Monday, May 6, 2013

Intervensi SKK Migas dalam Perundingan PKB KKKS

Perundingan PKB
pihak ketiga??
Perundingan PKB adalah perundingan bipartit antara Perusahaan dan Pekerja tanpa campur tangan dari pihak manapun termasuk dari Pemerintah. Dalam hal ini Pemerintah hanya memberikan rambu-rambu agar dalam pelaksanaannya tidak melanggar peraturan perundang-undangan.

Perundingan PKB pada perusahaan MIGAS selain melibatkan Institusi Kemenakertrans juga melibatkan SKK Migas yang sebelumnya dikenal dengan BP Migas. Review pada Kemenakertrans lebih menitik beratkan pada ketentuan normatif peraturan perundang-undangan sementara review dari SKK Migas lebih menitikberatkan pada dampak anggaran/cost impact.

Pemerintah dalam hal ini Kemenakertrans dan SKK Migas bukan merupakan pihak dalam perundingan PKB. Keterlibatan SKK Migas belakangan ini yang memberikan batasan atas paket remunerasi yang selama ini diterapkan di Industri MIGAS berpotensi memberikan dampak negatif terhadap tata kelola bisnis MIGAS di tanah air.

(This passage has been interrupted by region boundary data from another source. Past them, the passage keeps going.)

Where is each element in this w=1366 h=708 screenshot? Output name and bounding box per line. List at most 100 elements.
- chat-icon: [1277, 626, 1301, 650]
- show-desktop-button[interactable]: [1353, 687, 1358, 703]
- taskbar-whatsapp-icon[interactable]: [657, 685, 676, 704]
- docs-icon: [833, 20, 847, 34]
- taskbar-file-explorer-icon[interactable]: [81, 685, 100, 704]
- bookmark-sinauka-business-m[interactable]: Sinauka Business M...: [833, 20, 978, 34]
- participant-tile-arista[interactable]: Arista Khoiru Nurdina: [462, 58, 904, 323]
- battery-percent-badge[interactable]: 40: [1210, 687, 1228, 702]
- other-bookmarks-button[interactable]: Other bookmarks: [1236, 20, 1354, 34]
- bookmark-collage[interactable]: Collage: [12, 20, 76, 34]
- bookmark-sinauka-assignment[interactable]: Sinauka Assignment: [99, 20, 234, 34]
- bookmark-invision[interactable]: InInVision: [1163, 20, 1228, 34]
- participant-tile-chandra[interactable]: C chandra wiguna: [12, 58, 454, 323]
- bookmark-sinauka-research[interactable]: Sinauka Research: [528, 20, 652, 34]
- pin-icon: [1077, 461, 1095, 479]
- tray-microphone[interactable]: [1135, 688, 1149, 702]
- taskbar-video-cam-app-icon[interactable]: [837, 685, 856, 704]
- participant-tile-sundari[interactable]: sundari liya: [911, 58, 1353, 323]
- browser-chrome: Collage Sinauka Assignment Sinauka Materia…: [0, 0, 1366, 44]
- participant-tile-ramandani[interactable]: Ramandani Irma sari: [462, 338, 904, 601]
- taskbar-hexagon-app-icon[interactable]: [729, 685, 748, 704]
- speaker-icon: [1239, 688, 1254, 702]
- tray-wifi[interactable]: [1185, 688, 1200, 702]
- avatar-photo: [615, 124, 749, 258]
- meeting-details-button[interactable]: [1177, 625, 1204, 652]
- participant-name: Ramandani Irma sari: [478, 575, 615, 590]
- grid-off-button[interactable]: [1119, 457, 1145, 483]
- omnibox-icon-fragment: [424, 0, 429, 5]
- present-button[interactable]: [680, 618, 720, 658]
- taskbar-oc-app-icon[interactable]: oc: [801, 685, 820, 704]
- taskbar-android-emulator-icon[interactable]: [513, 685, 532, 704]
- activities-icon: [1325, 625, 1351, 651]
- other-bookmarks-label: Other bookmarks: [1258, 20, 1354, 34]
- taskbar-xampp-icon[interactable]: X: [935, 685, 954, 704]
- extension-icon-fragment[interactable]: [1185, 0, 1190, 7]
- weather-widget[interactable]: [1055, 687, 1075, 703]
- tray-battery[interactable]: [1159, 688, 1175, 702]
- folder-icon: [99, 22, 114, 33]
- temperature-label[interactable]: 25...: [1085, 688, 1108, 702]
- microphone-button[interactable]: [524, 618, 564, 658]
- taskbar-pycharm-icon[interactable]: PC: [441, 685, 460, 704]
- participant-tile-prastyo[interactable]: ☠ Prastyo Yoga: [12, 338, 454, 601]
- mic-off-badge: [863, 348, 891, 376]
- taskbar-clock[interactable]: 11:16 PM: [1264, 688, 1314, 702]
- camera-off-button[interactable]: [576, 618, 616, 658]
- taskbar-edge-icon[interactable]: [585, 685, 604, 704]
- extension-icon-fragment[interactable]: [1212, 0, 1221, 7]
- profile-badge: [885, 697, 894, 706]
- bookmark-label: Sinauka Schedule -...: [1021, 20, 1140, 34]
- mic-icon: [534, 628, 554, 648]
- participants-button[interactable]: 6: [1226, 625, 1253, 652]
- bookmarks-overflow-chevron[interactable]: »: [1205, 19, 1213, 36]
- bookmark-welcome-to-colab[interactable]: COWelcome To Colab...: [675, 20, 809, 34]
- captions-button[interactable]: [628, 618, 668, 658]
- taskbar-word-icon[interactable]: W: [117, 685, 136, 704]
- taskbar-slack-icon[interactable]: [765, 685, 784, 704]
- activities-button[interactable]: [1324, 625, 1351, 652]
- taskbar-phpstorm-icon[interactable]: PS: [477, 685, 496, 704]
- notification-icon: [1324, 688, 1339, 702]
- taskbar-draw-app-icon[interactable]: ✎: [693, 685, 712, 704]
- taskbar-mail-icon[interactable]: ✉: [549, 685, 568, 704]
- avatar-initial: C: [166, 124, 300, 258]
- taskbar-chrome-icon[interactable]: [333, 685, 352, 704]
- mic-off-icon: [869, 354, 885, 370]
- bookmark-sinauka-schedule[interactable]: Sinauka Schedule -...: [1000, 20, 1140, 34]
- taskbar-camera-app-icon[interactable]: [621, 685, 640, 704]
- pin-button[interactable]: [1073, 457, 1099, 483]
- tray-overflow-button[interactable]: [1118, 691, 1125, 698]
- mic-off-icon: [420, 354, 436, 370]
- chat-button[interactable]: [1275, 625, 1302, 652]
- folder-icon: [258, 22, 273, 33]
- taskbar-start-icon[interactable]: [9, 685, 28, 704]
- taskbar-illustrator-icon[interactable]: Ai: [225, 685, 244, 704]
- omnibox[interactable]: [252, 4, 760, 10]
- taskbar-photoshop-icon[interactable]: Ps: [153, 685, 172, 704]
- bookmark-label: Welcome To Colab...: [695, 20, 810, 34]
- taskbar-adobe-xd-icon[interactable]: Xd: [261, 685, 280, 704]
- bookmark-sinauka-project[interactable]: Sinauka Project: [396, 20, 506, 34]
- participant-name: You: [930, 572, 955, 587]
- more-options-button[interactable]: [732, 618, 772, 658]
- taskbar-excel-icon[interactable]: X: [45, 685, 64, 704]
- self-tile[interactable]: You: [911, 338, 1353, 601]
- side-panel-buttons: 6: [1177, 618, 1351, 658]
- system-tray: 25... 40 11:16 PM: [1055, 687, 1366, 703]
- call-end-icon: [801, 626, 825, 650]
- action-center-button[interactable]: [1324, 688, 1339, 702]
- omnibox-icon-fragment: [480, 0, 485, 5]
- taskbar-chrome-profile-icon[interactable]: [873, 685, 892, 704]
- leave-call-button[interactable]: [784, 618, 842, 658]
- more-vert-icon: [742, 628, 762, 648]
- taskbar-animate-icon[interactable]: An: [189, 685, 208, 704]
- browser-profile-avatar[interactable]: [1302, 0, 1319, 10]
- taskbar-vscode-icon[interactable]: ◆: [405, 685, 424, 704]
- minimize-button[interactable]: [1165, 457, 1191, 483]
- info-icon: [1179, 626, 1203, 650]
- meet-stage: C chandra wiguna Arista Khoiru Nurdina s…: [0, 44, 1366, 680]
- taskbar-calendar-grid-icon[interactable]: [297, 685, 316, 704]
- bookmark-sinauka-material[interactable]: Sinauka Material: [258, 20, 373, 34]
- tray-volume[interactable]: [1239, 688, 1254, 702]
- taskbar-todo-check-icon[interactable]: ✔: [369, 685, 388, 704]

Meningkatnya biaya operasi dan menurunnya produksi MIGAS di saat yang bersamaan menyebabkan perhatian Pemerintah atas biaya operasi (cost recovery) menjadi meningkat. Terlepas bahwa dua hal tersebut merupakan relasi sebab-akibat ataupun tidak, pada kenyataanya fakta tersebut menjadi salah satu pertimbangan Pemerintah dalam menerbitkan beberapa kebijakan di sektor MIGAS. Pemerintah melalui BPK/BPKP melakukan audit atas pembebanan biaya operasi MIGAS yang dikembalikan ke Perusahaan KKKS (cost recovery). Wujud nyatanya dengan diterbitkannya kebijakan sebagai berikut:
  • Permen ESDM no. 22 th 2008 tentang jenis biaya kegiatan hulu MIGAS yang tidak dapat dibebankan ke biaya operasi.
  • Terbitnya PP 79/2010 tentang biaya operasi MIGAS/cost recovery
Nuansa yang kental pada terbitnya 2 kebijakan itu antara lain:
  • Jika ada biaya yang tidak ada kaitan langsung dengan operasional maka terancam non cost recovery
  • Jika ada biaya dalam hal ini komponen upah yang nominalnya di atas normative dikatagorikan non-cost recovery
Sedangkan dalam peraturan perundangan yang lain disebutkanbahwa kesejahteraan pekerja beserta keluarganya adalah satu kesatuan
  1. UU no.21 Th 2000 tentang Serikat Pekerja pada bagian Pertimbangan, pasal 1 ayat 1, pasal 4 ayat 1, pasal 27 ayat b bahwa Pemerintah mengatur bahwa fungsi dan tujuan dibentuknya Serikat Pekerja adalah untuk memberikan perlindungan atas hak dan kepentingan serta meningkatkan kesejahteraan pekerja beserta keluarganya.
  2. Pada UU no.13 tahun 2003 kata keluarga disebutkan tidak kurang dari 14 kali dalam naskah UU 13/2003, hal ini cukup bagi kita untuk menyimpulkan bahwa perhatian Pemerintah terhadap pekerja dan keluarganya dalam UU Ketenagakerjaan merupakan hal yang terintegrasi dan tidak dapat dipisahkan satu sama lain.
  3. PP no.8 Th 1981 tentang Perlindungan Upah mengatur bahwa definisi upah adalah sebagai kompensasi atau imbalan atas hasil kerja yang diberikan kepada pekerja dan keluarganya,
Kaidah hak dan kewajiban pada normative:
Jika Peraturan perundang-undangan mengatur tentang hak maka yang diatur adalah hak minimal: contoh yang diatur Upah Minimum Regional (UMR) artinya jika Pengusaha dan Pekerja berunding dalam penentuan upah maka upah yang diatur harus diatas normative atau minimal sama dengan Upah minimum yang diterbitkan oleh Pemerintah, dan jika diatur dibawah normative maka menjadi batal demi hukum.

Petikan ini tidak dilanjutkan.